Not only did Illinois lawmakers advance two new privacy bills this week, but legislators in Minnesota approved a measure that would require Internet service providers to obtain subscribers’ written consent before collecting their “personal information.”
Democratic state Senator Ron Latz, who authored the Minnesota measure, suggested the bill is a direct reaction to Congress’s vote to scrap privacy rules that would have prohibited carriers from drawing on users’ Web-surfing data for ad targeting, without their opt-in consent.
“Due to a joint resolution passed by Congress this week, that is likely to be signed by President Trump, Minnesotans will soon be vulnerable to have their browsing history, health data, financial information, online purchase data, app usage and geo-location recorded by internet providers and sold by them to the highest bidder,” he stated. He added that his measure — an amendment to a budget bill — “is about standing up and saying that our online privacy rights are critically important.”
It’s still not clear whether these bills — and other privacy measures making their way through various state legislatures — will be enacted. It’s also unclear whether state online privacy laws would survive legal challenges, especially if the measures will have nationwide consequences. But even if the bills ultimately fail, they’re putting Internet service providers (and other Web companies) on the defensive for now.
State lawmakers aren’t the only ones who see new threats to online privacy. The editorial board of the Washington Post this week called on Congress to pass new broadband privacy laws — though ones that were less sweeping than the rules passed last year by the Federal Communications Commission. The Post’s editorial board said that some of the criticism of the FCC’s privacy rules was “fair,” but went on to urge lawmakers to craft measures that would give users “a say in how their sensitive information is used.”
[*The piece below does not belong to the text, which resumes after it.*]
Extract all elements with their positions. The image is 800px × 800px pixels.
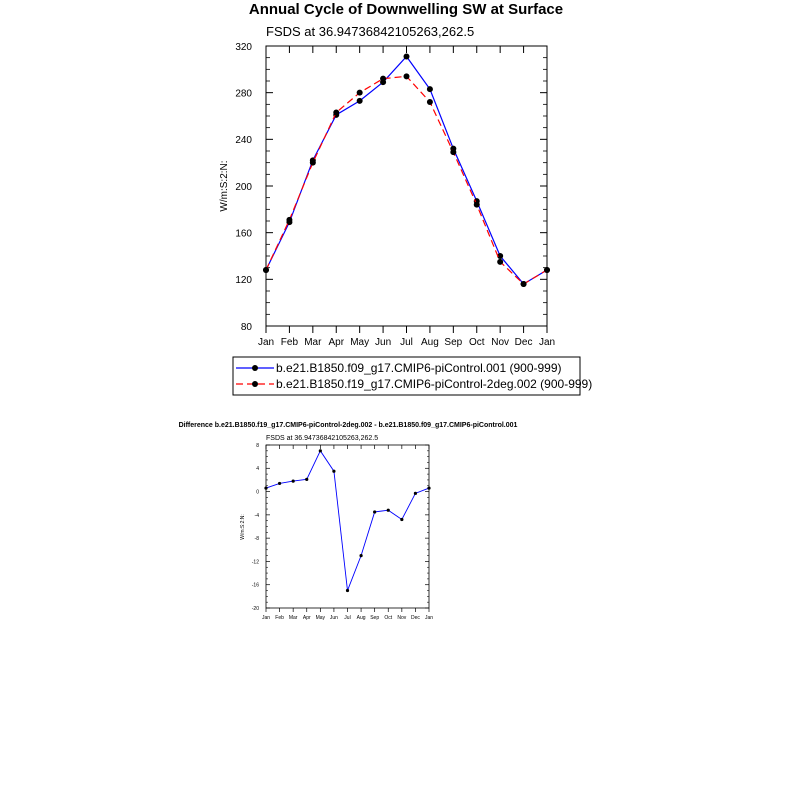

Privacy expert Paul Ohm, a law professor at Georgetown, expressed concerns that the data broadband carriers will collect about people’s Web-browsing habits could be obtained by the FBI. “Never has one industry been cut loose to generate one spine of information that could serve the needs of law enforcement so well — until now,” Ohm writes in a Washington Post op-ed. “Congress just approved the single greatest expansion of the Database of Ruin to date — and Verizon, Comcast, AT&T, Time Warner, CenturyLink and the rest of our broadband providers are racing to build it.”
The pushback has left some Internet service providers scrambling to defend themelves to the public.
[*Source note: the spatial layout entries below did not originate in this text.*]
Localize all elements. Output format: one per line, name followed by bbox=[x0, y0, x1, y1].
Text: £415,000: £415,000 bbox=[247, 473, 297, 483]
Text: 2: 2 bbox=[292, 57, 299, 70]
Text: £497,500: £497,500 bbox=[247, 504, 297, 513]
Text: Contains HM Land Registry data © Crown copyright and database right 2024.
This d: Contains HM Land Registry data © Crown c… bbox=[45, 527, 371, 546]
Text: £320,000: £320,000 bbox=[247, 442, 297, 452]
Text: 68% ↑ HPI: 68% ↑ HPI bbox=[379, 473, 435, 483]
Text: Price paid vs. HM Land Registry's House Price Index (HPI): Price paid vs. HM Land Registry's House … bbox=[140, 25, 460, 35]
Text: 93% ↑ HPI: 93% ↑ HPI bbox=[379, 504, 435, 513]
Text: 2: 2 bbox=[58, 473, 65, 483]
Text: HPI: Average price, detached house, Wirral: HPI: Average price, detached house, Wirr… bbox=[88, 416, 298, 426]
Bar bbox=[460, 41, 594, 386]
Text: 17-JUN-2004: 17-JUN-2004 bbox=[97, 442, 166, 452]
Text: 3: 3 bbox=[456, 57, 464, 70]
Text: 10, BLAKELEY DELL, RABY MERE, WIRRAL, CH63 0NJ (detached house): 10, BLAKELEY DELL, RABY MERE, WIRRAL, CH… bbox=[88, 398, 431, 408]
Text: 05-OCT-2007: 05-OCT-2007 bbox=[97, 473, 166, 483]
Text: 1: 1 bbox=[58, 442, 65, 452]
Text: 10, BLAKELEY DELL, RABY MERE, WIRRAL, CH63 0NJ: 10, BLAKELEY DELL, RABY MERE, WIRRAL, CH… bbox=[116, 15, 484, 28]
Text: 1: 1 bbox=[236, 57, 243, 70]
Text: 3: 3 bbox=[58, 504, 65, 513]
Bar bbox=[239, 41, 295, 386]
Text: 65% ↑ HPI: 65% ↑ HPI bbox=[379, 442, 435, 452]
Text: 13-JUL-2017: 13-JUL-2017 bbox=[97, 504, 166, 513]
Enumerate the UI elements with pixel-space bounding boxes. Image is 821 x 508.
“We do not sell our broadband customers’ individual web browsing history. We did not do it before the FCC’s rules were adopted, and we have no plans to do so,” Comcast chief privacy officer Gerard Lewis said this morning in a blog post. He added that Comcast obtains opt-in consent before sharing data it considers sensitive, like banking and health information, and allows subscribers to opt out of receiving targeted ads based on data it doesn’t consider sensitive.
AT&T’s Bob Quinn authored a similar post. “Given the Beltway reaction to the commendable work by Congress to reverse the FCC’s off-course privacy rules, it’s worth taking a step back to see what’s really going on,” AT&T’s Bob Quinn wrote this morning.
“No one is saying there shouldn’t be any rules,” Quinn continued, adding that AT&T wants the rules replaced “by a return to the long-standing Federal Trade Commission approach.”
The FTC — which lacks jurisdiction over common carriers — broadly recommends that Web companies allow people to opt out of the collection and sharing of non-sensitive data. The FTC also suggests that companies should obtain opt-in consent before sharing a narrow category of “sensitive” data — including health information and precise location data.
Quinn added that repealing the net neutrality rules will allow the FTC to police broadband privacy. But the 9th Circuit Court of Appeals disagrees. That court ruled last year that the FTC couldn’t bring an enforcement action against AT&T for allegedly duping wireless customers about broadband data — although the alleged deception occurred years before mobile broadband was classified as a common carrier service.